India Says Family Of Man Charged With Spying In Pakistan Was Mistreated
December 27, 2017
India denounced Pakistan on December 26 over the treatment of the family of an Indian man sentenced to death for spying, saying they had been harassed during a visit -- a charge Pakistan called "baseless."
The Indian government accused Pakistani authorities of, among other things, refusing to return the shoes of the visiting wife of Kulbhushan Sudhir Jadhav after she turned them over to security for the visit.
Jadhav, a former officer in the Indian Navy, was arrested in March 2016 in the Pakistani province of Baluchistan, where there has been a long-running conflict between security forces and separatists, and he was convicted of planning sabotage.
His wife and mother were allowed to see him behind a glass window on December 25, eight months after he was sentenced to death. But that gesture of goodwill may have only stoked long-running tensions between the two nuclear-armed neighbors.

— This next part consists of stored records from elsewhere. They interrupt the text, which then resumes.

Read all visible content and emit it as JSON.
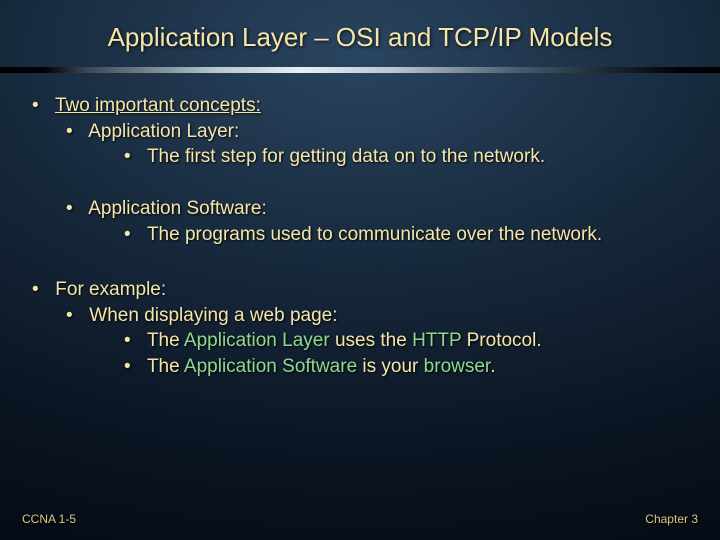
{
  "title": "Application Layer – OSI and TCP/IP Models",
  "b1": {
    "heading": "Two important concepts:",
    "item1": {
      "label": "Application Layer:",
      "detail": "The first step for getting data on to the network."
    },
    "item2": {
      "label": "Application Software:",
      "detail": "The programs used to communicate over the network."
    }
  },
  "b2": {
    "heading": "For example:",
    "sub": "When displaying a web page:",
    "line1": {
      "pre": "The ",
      "g": "Application Layer",
      "mid": " uses the ",
      "g2": "HTTP",
      "post": " Protocol."
    },
    "line2": {
      "pre": "The ",
      "g": "Application Software",
      "mid": " is your ",
      "g2": "browser",
      "post": "."
    }
  },
  "footer": {
    "left": "CCNA 1-5",
    "right": "Chapter 3"
  }
}
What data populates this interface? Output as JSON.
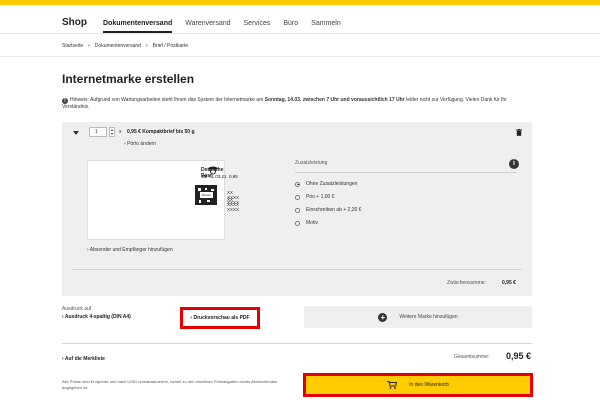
{
  "colors": {
    "brand": "#ffcc00",
    "highlight": "#e40000",
    "card_bg": "#efefef"
  },
  "nav": {
    "brand": "Shop",
    "items": [
      "Dokumentenversand",
      "Warenversand",
      "Services",
      "Büro",
      "Sammeln"
    ],
    "active_index": 0
  },
  "breadcrumb": [
    "Startseite",
    "Dokumentenversand",
    "Brief / Postkarte"
  ],
  "page_title": "Internetmarke erstellen",
  "notice": {
    "icon": "info-icon",
    "prefix": "Hinweis: Aufgrund von Wartungsarbeiten steht Ihnen das System der Internetmarke am ",
    "bold1": "Sonntag, 14.03. zwischen 7 Uhr und voraussichtlich 17 Uhr",
    "suffix": " leider nicht zur Verfügung. Vielen Dank für Ihr Verständnis."
  },
  "card": {
    "quantity": "1",
    "times": "x",
    "product": "0,95 € Kompaktbrief bis 50 g",
    "porto_link": "Porto ändern",
    "stamp": {
      "brand": "Deutsche Post",
      "im_label": "IM",
      "date": "01.03.21",
      "value": "0,95",
      "code_label": "Muster",
      "line1": "XX XXXX XXXX",
      "line2": "XX XXXX XXXX"
    },
    "address_link": "Absender und Empfänger hinzufügen",
    "zusatz_label": "Zusatzleistung",
    "options": [
      {
        "label": "Ohne Zusatzleistungen",
        "checked": true
      },
      {
        "label": "Prio + 1,00 €",
        "checked": false
      },
      {
        "label": "Einschreiben ab + 2,20 €",
        "checked": false
      },
      {
        "label": "Motiv",
        "checked": false
      }
    ],
    "subtotal_label": "Zwischensumme:",
    "subtotal_value": "0,95 €"
  },
  "print": {
    "label": "Ausdruck auf",
    "value": "Ausdruck 4-spaltig (DIN A4)",
    "preview_button": "Druckvorschau als PDF"
  },
  "add_button": "Weitere Marke hinzufügen",
  "merkliste": "Auf die Merkliste",
  "total_label": "Gesamtsumme:",
  "total_value": "0,95 €",
  "footnote": "Alle Preise sind Endpreise und nach UStG umsatzsteuerfrei, soweit zu den einzelnen Preisangaben nichts Abweichendes angegeben ist.",
  "cart_button": "In den Warenkorb"
}
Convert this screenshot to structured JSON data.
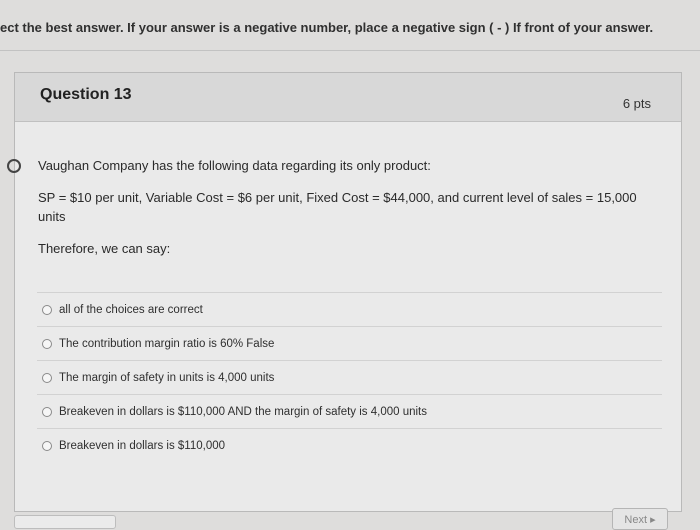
{
  "instruction": "ect the best answer. If your answer is a negative number, place a negative sign ( - ) If front of your answer.",
  "question": {
    "title": "Question 13",
    "points": "6 pts",
    "text_1": "Vaughan Company has the following data regarding its only product:",
    "text_2": "SP = $10 per unit, Variable Cost = $6 per unit, Fixed Cost = $44,000, and current level of sales = 15,000 units",
    "text_3": "Therefore, we can say:"
  },
  "answers": [
    {
      "label": "all of the choices are correct"
    },
    {
      "label": "The contribution margin ratio is 60% False"
    },
    {
      "label": "The margin of safety in units is 4,000 units"
    },
    {
      "label": "Breakeven in dollars is $110,000 AND the margin of safety is 4,000 units"
    },
    {
      "label": "Breakeven in dollars is $110,000"
    }
  ],
  "footer": {
    "next_label": "Next ▸"
  }
}
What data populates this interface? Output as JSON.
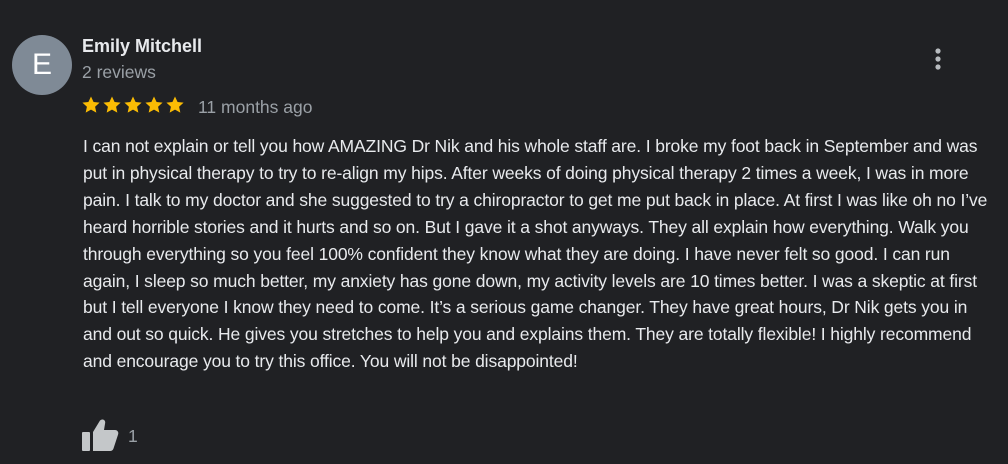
{
  "review": {
    "avatar_letter": "E",
    "avatar_color": "#7f8a96",
    "author_name": "Emily Mitchell",
    "review_count": "2 reviews",
    "rating": 5,
    "rating_max": 5,
    "star_color": "#fbbc04",
    "time_ago": "11 months ago",
    "text": "I can not explain or tell you how AMAZING Dr Nik and his whole staff are. I broke my foot back in September and was put in physical therapy to try to re-align my hips. After weeks of doing physical therapy 2 times a week, I was in more pain. I talk to my doctor and she suggested to try a chiropractor to get me put back in place. At first I was like oh no I’ve heard horrible stories and it hurts and so on. But I gave it a shot anyways. They all explain how everything. Walk you through everything so you feel 100% confident they know what they are doing. I have never felt so good. I can run again, I sleep so much better, my anxiety has gone down, my activity levels are 10 times better. I was a skeptic at first but I tell everyone I know they need to come. It’s a serious game changer. They have great hours, Dr Nik gets you in and out so quick. He gives you stretches to help you and explains them. They are totally flexible! I highly recommend and encourage you to try this office. You will not be disappointed!",
    "like_count": "1",
    "icons": {
      "more": "more-vert-icon",
      "like": "thumb-up-icon",
      "star": "star-icon"
    }
  }
}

Indian Foreign Ministry spokesman Raveesh Kumar said Jadhav's family was badly treated.
"The Pakistani press was allowed on multiple occasions to approach family members closely, harass and hector them, and hurl false and loaded accusations about Jadhav," Kumar said.
Pakistan's Foreign Ministry said it "categorically rejected" the accusations as "baseless" and called Jadhav "a convicted terrorist and spy, who has confessed to his crimes."
The ministry said it kept all media, including Indian and Pakistani, "at a safe distance, as requested by India."
Pakistan authorities say Jadhav confessed to being assigned by India's intelligence service to plan, coordinate, and organize espionage and sabotage activities in Baluchistan, "aiming to destabilize and wage war against Pakistan."
But New Delhi maintains Jadhav is innocent, and it won an injunction from the World Court to delay his execution, arguing he was denied diplomatic assistance during his trial by a military court.